The Biggest opening of Our Lives

Current increase rates in the Bpo sector seem to be stronger than in other boom times. while the dot-com boom times, increase rates in employment were often quoted as 20% to 25% per year. citizen achieving these impressive rates were determined flourishing by commerce standards. Today in Philippines, citizen with 20% to 25% increase are at risk of being called losers. Most Bpo organizations, even the largest ones, have been growing by 40% to 50% per year. Many of the call centers are growing at rates approaching 100%.

Another point to keep in mind is that a lot of dot-com business hiring was based around dreams and funny ideas, and paid for with speculation capital money rather than being funded from business revenues. In the current environment in Philippines, hiring is almost exclusively the ensue of client instructions that they are ready to pay real money for new employees.

In the current worldwide business environment, one would be hard-pressed to find such hiring increase in any other business sector. As we begin 2006, there are almost 100,000 citizen employed in the Bpo commerce in Philippines. Estimates are that the sector will contribute work for 500,000 citizen over the next 4 years.

Boom times like this typically happen only once per decade and they almost always move on to distinct sectors. The 1990's, for instance, was important for It and telecommunications. The 1980's was real estate and high finance (in North America).

The point is this: For those complicated in the Bpo sector, we are living straight through a duration that will probably not happen again in our lifetimes. We need to make sure we harvest as much as we can while the opening exists. This opening will pass speedily if we don't and probably never return.

Philippines: World-Class Destination, Third-Class Marketing

One of the most important initiatives that is underway that will help us to accomplish our great possible is straight through the association called business Process Outsourcing Philippines (Bpa/P). Philippines is developing a particular strong voice for promoting and professionalizing the Philippine Bpo sector that is in the model of India's Nasscom. The Indian association is always cited as a strong guess for that country's great success as the pioneer and by far the most flourishing services outsourcing country in the world.

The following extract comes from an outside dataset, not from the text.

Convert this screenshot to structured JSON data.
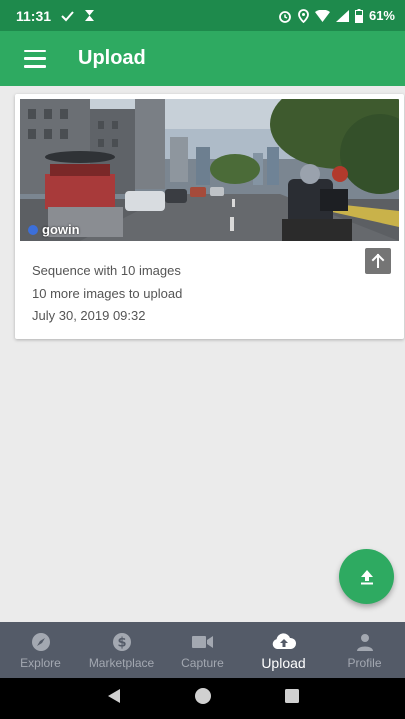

Another example is the Philippine mining sector. Because of the strong and competent leadership of the Philippine accommodation of Mines by Philip Romualdez, this commerce is now back on its feet and ready to contribute be a major job supplier for this country.

The business Processing association of Philippines (Bpa/P) has recently been put with place with strong leadership under Mitch Locsin (Executive Director) and Dan Reyes (President). A strong Bpa/A will allow Philippines to promote itself in a proactive manner, rather than just reacting to bad publicity after the fact. It will also help along the process of professionalizing the commerce by encouraging world-class standards of performance.

These are the goals but strengthen is still being hindered by the fractious nature of various commerce associations - some of whom are loath to join efforts with Bpa/P because they fear the loss of personal prestige. This, of course, is ridiculous and their lack of commitment to joint efforts is shameful and needs to be rectified.

This is one of the major constraints to Philippines developing itself into a world leader in business Process Outsourcing. The goods is good. We just need to market it a exiguous better. If this can be done, there is a possibility the Philippines can rise up and finally take its rightful place among the tigers of Asia. Let's see how we do.